Comecei a escalada às 8 da noite. Subi, subi, subi. Em três horas estava além das nuvens. Mais quatro e as nuvens já eram tufos rosados, iluminados pela neurose da cidade que ficava muito mais lá embaixo. Descansei e driblei insetos fedidos. As vozes dos cogumelos ficavam cada vez mais altas e estridentes. Mais duas horas de barulho intenso. Por instantes pensei que fosse explodir. Ora pelo ar rarefeito, ora pelo frio de temperatura negativa, ora pelo timbre dos cogumelos, que continuava a se acentuar. Passou um avião um pouco abaixo de onde eu estava. Desviou alguns galhos e continuou sua rota nos céus. Eu continuava que nem um coala agarrado aos galhos. Vozes, vozes, vozes. Eles falavam sem parar. Uma boate ensurdecedora nos céus. Lá embaixo, bem lá embaixo, a cidade, o morro, a expectativa. Mais um pouco e eu alcanço os malditos.
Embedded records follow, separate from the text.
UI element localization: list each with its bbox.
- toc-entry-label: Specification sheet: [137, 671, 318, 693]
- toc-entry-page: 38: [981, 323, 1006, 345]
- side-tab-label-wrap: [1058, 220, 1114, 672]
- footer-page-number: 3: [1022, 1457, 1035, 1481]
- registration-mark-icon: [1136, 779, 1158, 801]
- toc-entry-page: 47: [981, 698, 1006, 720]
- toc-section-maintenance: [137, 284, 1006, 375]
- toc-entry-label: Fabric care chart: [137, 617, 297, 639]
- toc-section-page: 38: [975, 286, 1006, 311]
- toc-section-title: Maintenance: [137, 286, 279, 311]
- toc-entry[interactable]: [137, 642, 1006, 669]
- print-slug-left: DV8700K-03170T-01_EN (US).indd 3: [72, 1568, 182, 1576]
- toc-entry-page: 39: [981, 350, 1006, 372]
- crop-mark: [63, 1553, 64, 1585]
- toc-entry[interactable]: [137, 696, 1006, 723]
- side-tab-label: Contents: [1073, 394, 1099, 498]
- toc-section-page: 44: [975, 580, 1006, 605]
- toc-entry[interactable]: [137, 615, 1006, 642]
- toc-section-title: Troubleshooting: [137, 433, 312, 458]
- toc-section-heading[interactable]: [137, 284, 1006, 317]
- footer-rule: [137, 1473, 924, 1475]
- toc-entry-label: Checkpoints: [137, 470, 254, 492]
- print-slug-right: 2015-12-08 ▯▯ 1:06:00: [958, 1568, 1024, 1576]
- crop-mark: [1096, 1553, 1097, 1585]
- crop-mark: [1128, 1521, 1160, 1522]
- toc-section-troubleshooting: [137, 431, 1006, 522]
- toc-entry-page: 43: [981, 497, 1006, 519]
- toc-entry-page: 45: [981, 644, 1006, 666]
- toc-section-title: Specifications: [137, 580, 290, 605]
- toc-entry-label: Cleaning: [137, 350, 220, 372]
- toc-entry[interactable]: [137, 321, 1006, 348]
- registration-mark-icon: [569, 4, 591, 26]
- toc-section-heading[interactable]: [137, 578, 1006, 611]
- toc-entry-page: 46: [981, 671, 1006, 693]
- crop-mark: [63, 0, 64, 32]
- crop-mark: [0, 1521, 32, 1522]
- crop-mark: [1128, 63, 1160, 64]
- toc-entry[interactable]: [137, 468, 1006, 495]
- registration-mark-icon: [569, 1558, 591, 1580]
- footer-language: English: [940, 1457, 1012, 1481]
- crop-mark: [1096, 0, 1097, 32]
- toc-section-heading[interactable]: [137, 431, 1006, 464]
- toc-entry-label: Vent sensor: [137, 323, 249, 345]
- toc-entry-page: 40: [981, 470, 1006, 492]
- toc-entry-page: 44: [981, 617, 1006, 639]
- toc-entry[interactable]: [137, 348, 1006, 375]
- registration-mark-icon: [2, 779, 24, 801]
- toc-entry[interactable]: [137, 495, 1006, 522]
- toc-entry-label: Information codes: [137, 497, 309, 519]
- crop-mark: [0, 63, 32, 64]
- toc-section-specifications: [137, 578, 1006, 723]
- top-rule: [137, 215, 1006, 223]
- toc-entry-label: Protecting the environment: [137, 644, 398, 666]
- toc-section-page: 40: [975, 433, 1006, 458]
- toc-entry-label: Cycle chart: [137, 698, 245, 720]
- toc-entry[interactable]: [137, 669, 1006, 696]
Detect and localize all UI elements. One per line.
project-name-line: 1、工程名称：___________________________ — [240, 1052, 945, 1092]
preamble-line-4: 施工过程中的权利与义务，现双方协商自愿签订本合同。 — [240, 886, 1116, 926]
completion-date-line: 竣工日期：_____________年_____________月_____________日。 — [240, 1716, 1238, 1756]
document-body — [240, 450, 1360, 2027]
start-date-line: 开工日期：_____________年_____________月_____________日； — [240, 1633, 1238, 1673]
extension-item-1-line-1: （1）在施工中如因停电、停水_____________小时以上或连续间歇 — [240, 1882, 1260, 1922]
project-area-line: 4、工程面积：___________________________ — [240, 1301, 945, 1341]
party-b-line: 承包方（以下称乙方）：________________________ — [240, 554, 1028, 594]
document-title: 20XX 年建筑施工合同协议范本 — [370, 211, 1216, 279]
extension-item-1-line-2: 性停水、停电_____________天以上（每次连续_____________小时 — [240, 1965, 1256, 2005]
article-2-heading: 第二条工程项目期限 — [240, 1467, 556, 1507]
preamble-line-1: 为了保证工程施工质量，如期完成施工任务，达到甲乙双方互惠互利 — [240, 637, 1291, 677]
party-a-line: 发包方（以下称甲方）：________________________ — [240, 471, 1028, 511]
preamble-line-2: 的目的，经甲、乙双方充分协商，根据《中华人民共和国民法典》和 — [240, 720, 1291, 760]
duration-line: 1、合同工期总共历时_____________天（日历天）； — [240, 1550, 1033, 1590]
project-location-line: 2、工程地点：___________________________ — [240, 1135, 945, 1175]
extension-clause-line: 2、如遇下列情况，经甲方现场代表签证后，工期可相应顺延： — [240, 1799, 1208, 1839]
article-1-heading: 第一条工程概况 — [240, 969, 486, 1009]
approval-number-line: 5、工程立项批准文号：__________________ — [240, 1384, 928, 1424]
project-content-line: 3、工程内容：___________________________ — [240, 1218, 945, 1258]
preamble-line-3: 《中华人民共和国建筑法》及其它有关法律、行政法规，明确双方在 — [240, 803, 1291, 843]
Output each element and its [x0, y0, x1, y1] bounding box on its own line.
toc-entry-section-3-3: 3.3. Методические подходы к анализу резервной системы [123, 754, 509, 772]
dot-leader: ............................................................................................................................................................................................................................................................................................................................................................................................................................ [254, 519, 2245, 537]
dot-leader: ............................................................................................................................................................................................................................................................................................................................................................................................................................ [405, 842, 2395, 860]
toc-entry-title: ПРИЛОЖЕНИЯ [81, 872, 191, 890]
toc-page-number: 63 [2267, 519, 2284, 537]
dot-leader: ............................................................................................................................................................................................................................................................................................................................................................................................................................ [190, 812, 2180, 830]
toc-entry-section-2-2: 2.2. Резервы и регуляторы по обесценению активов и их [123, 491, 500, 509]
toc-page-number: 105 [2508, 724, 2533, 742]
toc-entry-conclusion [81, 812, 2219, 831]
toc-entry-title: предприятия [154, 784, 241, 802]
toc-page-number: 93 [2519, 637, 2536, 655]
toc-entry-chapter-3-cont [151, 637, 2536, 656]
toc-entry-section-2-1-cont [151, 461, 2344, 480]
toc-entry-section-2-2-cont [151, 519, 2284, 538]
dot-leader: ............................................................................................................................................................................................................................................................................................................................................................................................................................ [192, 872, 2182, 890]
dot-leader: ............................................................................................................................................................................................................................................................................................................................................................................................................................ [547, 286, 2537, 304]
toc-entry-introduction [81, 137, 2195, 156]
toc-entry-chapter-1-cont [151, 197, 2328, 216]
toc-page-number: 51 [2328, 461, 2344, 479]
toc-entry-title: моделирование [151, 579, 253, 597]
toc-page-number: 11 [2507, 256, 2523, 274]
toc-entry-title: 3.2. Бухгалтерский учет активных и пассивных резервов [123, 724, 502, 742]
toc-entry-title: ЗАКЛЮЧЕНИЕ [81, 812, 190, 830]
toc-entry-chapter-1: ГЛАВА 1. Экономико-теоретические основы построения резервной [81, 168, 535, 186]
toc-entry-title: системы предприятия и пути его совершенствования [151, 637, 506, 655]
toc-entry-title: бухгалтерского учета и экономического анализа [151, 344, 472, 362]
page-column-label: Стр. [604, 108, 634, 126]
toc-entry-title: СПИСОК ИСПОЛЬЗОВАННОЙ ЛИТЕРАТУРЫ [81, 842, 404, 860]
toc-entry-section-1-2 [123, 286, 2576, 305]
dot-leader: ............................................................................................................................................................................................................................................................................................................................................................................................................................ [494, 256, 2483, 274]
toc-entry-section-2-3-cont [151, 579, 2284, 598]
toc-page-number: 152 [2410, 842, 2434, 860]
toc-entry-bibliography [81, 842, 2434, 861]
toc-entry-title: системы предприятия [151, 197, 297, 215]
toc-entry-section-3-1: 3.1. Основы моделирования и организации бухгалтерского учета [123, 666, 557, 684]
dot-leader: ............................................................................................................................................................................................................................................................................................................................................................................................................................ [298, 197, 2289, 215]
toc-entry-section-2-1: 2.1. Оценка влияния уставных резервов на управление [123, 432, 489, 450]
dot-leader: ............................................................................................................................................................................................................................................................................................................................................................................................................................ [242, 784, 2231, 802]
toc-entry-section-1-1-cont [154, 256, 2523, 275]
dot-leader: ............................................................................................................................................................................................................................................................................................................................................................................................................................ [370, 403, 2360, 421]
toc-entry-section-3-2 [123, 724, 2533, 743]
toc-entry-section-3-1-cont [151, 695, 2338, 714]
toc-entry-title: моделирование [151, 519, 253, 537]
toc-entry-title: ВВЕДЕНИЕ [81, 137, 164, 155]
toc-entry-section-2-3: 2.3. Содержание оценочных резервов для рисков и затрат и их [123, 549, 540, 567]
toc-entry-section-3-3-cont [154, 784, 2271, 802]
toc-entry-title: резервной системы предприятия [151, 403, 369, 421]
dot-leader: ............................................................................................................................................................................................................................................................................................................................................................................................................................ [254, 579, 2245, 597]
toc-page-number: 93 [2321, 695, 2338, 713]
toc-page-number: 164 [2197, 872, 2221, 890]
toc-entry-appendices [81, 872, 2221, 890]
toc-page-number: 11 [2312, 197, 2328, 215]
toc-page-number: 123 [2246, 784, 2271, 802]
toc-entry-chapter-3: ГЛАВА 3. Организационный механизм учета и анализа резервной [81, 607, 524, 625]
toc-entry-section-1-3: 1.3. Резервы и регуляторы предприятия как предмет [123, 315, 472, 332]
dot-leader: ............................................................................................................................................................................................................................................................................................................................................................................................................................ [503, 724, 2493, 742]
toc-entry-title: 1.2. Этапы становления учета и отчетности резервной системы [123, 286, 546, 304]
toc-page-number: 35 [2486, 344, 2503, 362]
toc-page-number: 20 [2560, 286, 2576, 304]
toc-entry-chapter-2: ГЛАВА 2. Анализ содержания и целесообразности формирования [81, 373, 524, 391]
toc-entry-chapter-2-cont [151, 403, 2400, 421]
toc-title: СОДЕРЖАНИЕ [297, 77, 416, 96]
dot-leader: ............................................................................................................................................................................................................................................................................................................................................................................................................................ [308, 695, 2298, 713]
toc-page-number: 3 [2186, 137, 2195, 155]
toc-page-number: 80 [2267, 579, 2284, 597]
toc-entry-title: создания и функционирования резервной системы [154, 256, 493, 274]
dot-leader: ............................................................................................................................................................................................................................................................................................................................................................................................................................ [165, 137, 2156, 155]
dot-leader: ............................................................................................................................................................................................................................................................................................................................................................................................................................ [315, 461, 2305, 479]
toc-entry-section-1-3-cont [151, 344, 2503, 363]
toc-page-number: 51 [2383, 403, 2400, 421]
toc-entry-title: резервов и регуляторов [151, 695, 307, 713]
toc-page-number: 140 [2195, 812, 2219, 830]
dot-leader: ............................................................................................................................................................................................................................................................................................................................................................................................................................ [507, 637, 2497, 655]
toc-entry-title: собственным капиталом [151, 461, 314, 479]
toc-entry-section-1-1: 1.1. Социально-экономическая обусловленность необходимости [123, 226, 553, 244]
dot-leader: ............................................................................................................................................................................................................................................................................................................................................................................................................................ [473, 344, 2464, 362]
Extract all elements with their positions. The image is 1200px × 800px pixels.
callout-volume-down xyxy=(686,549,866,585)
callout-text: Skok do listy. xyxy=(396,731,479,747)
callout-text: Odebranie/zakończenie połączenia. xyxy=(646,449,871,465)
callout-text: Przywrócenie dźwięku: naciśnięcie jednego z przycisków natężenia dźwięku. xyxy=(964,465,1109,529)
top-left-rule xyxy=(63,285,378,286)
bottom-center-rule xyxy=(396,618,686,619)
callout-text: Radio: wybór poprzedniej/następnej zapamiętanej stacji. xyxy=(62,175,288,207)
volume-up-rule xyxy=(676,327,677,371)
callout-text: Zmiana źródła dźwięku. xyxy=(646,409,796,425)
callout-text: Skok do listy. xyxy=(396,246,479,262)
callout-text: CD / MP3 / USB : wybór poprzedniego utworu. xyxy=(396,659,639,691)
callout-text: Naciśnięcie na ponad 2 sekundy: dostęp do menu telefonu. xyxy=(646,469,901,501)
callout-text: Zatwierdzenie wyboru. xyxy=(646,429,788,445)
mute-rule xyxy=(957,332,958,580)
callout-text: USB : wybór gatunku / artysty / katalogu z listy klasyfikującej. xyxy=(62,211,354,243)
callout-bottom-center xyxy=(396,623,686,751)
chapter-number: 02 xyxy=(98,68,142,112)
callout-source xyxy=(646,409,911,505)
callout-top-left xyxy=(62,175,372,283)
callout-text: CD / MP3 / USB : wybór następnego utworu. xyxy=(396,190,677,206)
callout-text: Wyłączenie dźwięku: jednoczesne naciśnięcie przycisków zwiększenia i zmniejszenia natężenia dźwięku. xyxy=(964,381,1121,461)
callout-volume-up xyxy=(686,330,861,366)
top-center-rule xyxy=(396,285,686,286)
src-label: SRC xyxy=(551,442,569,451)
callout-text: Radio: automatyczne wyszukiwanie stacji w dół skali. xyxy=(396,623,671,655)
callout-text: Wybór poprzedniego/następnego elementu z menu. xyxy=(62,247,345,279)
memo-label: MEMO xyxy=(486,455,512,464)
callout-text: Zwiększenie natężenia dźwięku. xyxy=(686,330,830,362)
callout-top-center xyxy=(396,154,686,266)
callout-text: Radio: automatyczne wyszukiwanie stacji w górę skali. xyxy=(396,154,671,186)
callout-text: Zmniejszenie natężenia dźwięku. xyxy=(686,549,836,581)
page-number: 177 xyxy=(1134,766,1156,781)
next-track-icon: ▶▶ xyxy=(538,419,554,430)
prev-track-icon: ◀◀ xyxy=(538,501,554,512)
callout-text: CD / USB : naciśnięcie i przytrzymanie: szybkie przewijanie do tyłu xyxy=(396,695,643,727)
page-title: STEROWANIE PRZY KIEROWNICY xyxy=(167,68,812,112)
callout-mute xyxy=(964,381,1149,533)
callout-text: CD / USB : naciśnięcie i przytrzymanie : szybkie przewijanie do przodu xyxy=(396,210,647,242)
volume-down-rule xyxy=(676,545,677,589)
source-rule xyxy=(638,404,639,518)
Dito. Feito. Agarrei o primeiro pelo talo. Todos gritavam aterrorizados, em uníssono. Vi uma pequena boca branca, enrugada, na superfície do cogumelo. Não havia dentes. Vozes desdentadas, desembestadas. Enfiei o dedo com tanta força naquela pequena boquinha persistente, que o cogumelo se amassou como um pudim. Morreu. Caiu. Calou-se. E assim foi, um a um. Uma morte lenta e propositadamente dolorosa. Moídos, caídos, calados. Vinguei-me, fiquei feliz em ter o poder da morte em minha mão. Nem que fosse para matar aqueles parasitas impertinentes. Talvez a mangueira quisesse me matar também. Bastava que para isso, abrisse mão de um dos seus galhos infinitos. Não tentaria me agarrar, não mesmo. Depois da matança, me dei ao luxo de um descanso. A cidade acordava lá embaixo. As nuvens sumiram, foram para alguma festa em outro lugar.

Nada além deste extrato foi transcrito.